VIII. DISPUTE RESOLUTION

  1. Governing Law. This Agreement, and any dispute hereunder, shall be governed by and construed in accordance with the laws of the State of Ohio, including the Ohio Uniform Trade Secrets Act, without regard to its conflict-of-laws principles.

  2. Forum Selection; Injunctive Relief. For purposes of temporary, preliminary, or permanent injunctive relief, the Parties irrevocably submit to the exclusive jurisdiction of the state courts located in [COUNTY], Ohio.

  3. Arbitration.
    (a) Except for applications for injunctive relief under Section VIII.2, any controversy, claim, or dispute arising out of or relating to this Agreement shall be resolved by binding arbitration administered by [ARBITRATION ADMINISTRATOR] under its [RULES] (“Rules”).
    (b) Seat of arbitration: [CITY], Ohio.
    (c) Number of arbitrators: one (1), or three (3) if the amount in controversy exceeds [THRESHOLD AMOUNT].
    (d) Judgment upon the arbitral award may be entered in any court having jurisdiction.

  4. Jury Trial Waiver. TO THE EXTENT PERMITTED BY LAW, EACH PARTY KNOWINGLY, VOLUNTARILY, AND IRREVOCABLY WAIVES ANY RIGHT TO TRIAL BY JURY IN ANY PROCEEDING RELATING TO THIS AGREEMENT.


IX. GENERAL PROVISIONS

  1. Term. This Agreement commences on the Effective Date and continues for [TERM – e.g., two (2) years] (the “Term”), provided that obligations with respect to Trade Secrets survive as long as such information remains a trade secret under applicable law.

  2. Amendment & Waiver. No amendment or waiver is effective unless in a writing signed by authorized representatives of both Parties. A waiver of any breach shall not operate as a waiver of any other or subsequent breach.

  3. Assignment. Neither Party may assign or transfer this Agreement, in whole or in part, without the prior written consent of the other Party, except to a successor in interest by merger or sale of substantially all assets, provided the assignee assumes all obligations herein.
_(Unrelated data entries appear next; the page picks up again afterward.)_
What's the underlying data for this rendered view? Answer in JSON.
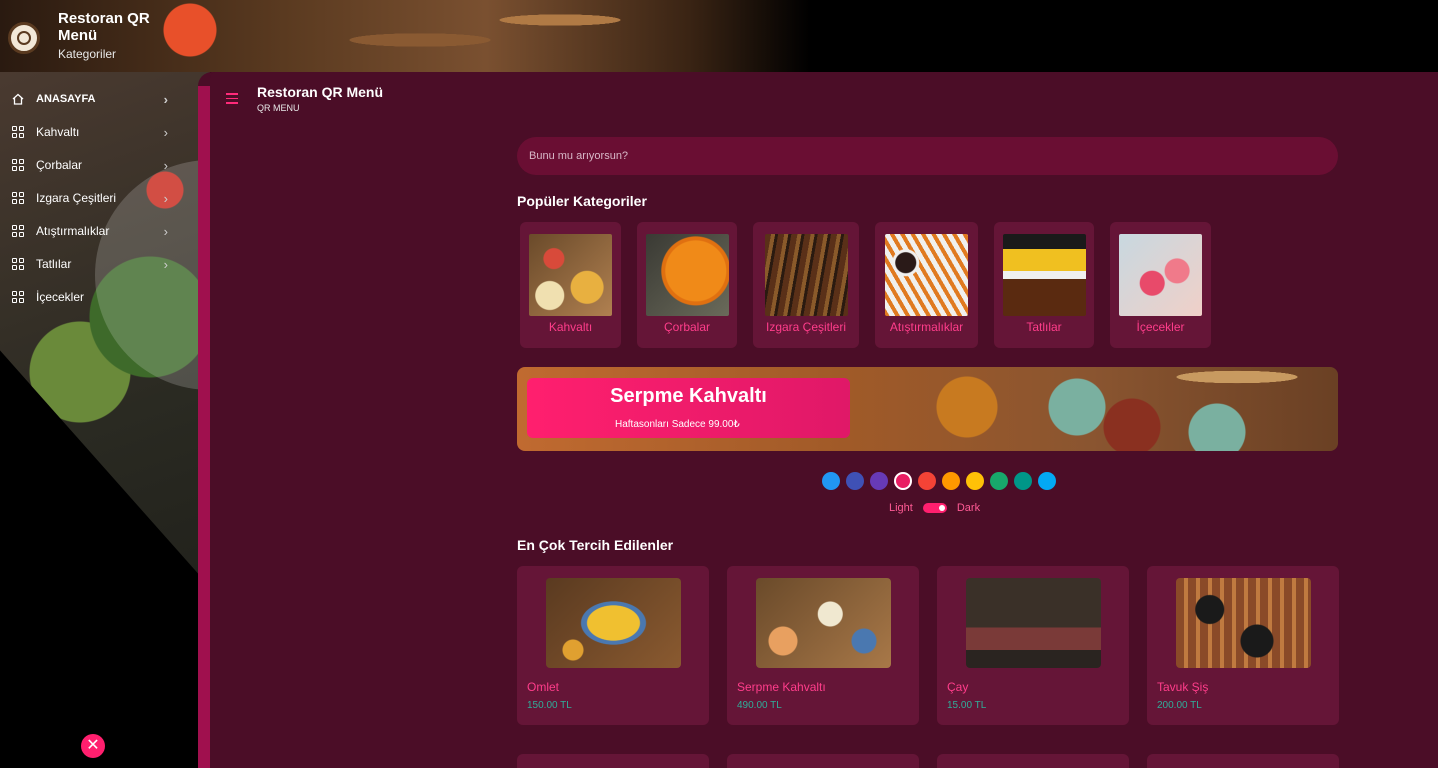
{
  "brand": {
    "title": "Restoran QR Menü",
    "subtitle": "Kategoriler"
  },
  "sidebar": {
    "items": [
      {
        "label": "ANASAYFA",
        "icon": "home-icon"
      },
      {
        "label": "Kahvaltı",
        "icon": "grid-icon"
      },
      {
        "label": "Çorbalar",
        "icon": "grid-icon"
      },
      {
        "label": "Izgara Çeşitleri",
        "icon": "grid-icon"
      },
      {
        "label": "Atıştırmalıklar",
        "icon": "grid-icon"
      },
      {
        "label": "Tatlılar",
        "icon": "grid-icon"
      },
      {
        "label": "İçecekler",
        "icon": "grid-icon"
      }
    ],
    "close_icon": "close-icon"
  },
  "header": {
    "title": "Restoran QR Menü",
    "subtitle": "QR MENU"
  },
  "search": {
    "placeholder": "Bunu mu arıyorsun?"
  },
  "popular": {
    "title": "Popüler Kategoriler",
    "items": [
      {
        "label": "Kahvaltı"
      },
      {
        "label": "Çorbalar"
      },
      {
        "label": "Izgara Çeşitleri"
      },
      {
        "label": "Atıştırmalıklar"
      },
      {
        "label": "Tatlılar"
      },
      {
        "label": "İçecekler"
      }
    ]
  },
  "banner": {
    "title": "Serpme Kahvaltı",
    "subtitle": "Haftasonları Sadece 99.00₺"
  },
  "theme": {
    "colors": [
      "#2196f3",
      "#3f51b5",
      "#673ab7",
      "#e91e63",
      "#f44336",
      "#ff9800",
      "#ffc107",
      "#18a86b",
      "#009688",
      "#03a9f4"
    ],
    "active_color": "#e91e63",
    "light_label": "Light",
    "dark_label": "Dark",
    "mode": "dark"
  },
  "most_preferred": {
    "title": "En Çok Tercih Edilenler",
    "items": [
      {
        "name": "Omlet",
        "price": "150.00 TL"
      },
      {
        "name": "Serpme Kahvaltı",
        "price": "490.00 TL"
      },
      {
        "name": "Çay",
        "price": "15.00 TL"
      },
      {
        "name": "Tavuk Şiş",
        "price": "200.00 TL"
      }
    ]
  },
  "colors": {
    "accent": "#ff1f6e",
    "panel": "#4b0d27",
    "card": "#651537",
    "price": "#2fae9a"
  }
}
Any assignment in violation of this Section is void.

  4. Severability; Reformation. If any provision of this Agreement is held invalid or unenforceable, it shall be enforced to the maximum extent permissible, and the remaining provisions shall remain in full force and effect.

  5. Integration. This Agreement constitutes the entire agreement between the Parties with respect to its subject matter and supersedes all prior or contemporaneous oral or written agreements.

  6. Counterparts; Electronic Signatures. This Agreement may be executed in counterparts (including by electronic signature), each of which is deemed an original, and all of which together constitute one instrument.

  7. Headings. Headings are for convenience only and do not affect interpretation.


X. EXECUTION BLOCK

IN WITNESS WHEREOF, the Parties have caused this Agreement to be executed by their duly authorized representatives as of the Effective Date.

DISPOSING PARTY RECIPIENT
[DISPOSING PARTY LEGAL NAME] [RECIPIENT LEGAL NAME]
By: _________ By: _________
Name: _______ Name: _______
Title: _______ Title: _______
Date: ________ Date: ________

[// GUIDANCE: If notarization or witness attestation is customary for your transaction type, add the appropriate acknowledgment blocks here in statutory short-form.]